Сева проглатывает ком в горле. Глаза болят от соли слез. Он слишком часто хочет заплакать в эти дни.
– Всеволод. – Он сжимает чужую руку двумя своими, говорить трудно. – Пожалуйста, сохрани это имя. Помни, что был такой: Всеволод Владимиров. Не Макс Штирлиц, не Максим Исаев. Те, с кем я окажусь, тоже будут знать это имя, его нашли в московских документах. Но я хочу, чтобы его вспоминал мой друг.
Чтобы это имя не только проклинали, чтобы, когда его начнут звать так в застенках, это не было тем единственным, как его запомнят – как он запомнит свое имя. Сева будет знать, что живой, настоящий, д о б р ы й человек знает это имя, и помнит его, не как имя арестанта, не как имя того, чем Сева станет под пытками, не как имя того животного, в которое он превратится от боли. Родной, советский человек будет знать, что это – имя разведчика и имя героя, сделавшего все, что только было возможно, для спасения своей родины. Вальтер знает – но он никогда не поймет. Он ведь з а с т а в и л. Он – чужой, один из многих нацистов, хоть и первый, кому это имя открылось. Он – любимый, но никогда не станет другом и не сможет стать таким родным, каким стал Дурсун. Навсегда останется одним из сотен чужаков.

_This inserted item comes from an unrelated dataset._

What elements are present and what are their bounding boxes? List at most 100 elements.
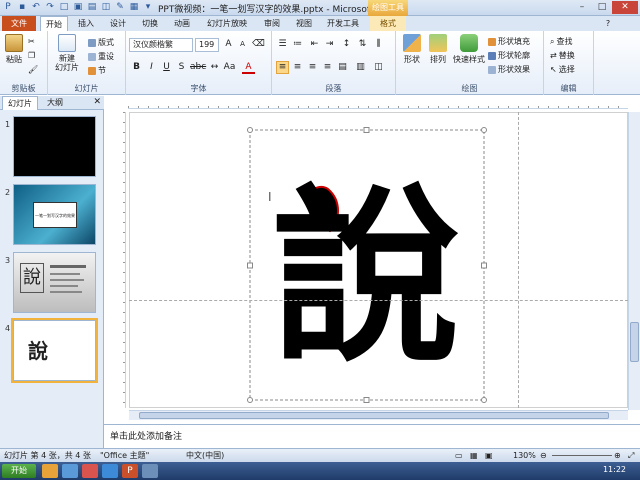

А Дурсун понимает Севу, знает теперь его самую суть, самое сердце – и может понять, в чем ценность и почему же он должен хранить это имя, почему должен з а п о м н и т ь его.
Он вздыхает, улыбаясь, словно старший, словно старик.
– Севка… Горе ты мое луковое, иди сюда.
И Всеволод прячется в чужом объятии. Ком в горле лопается солеными слезами.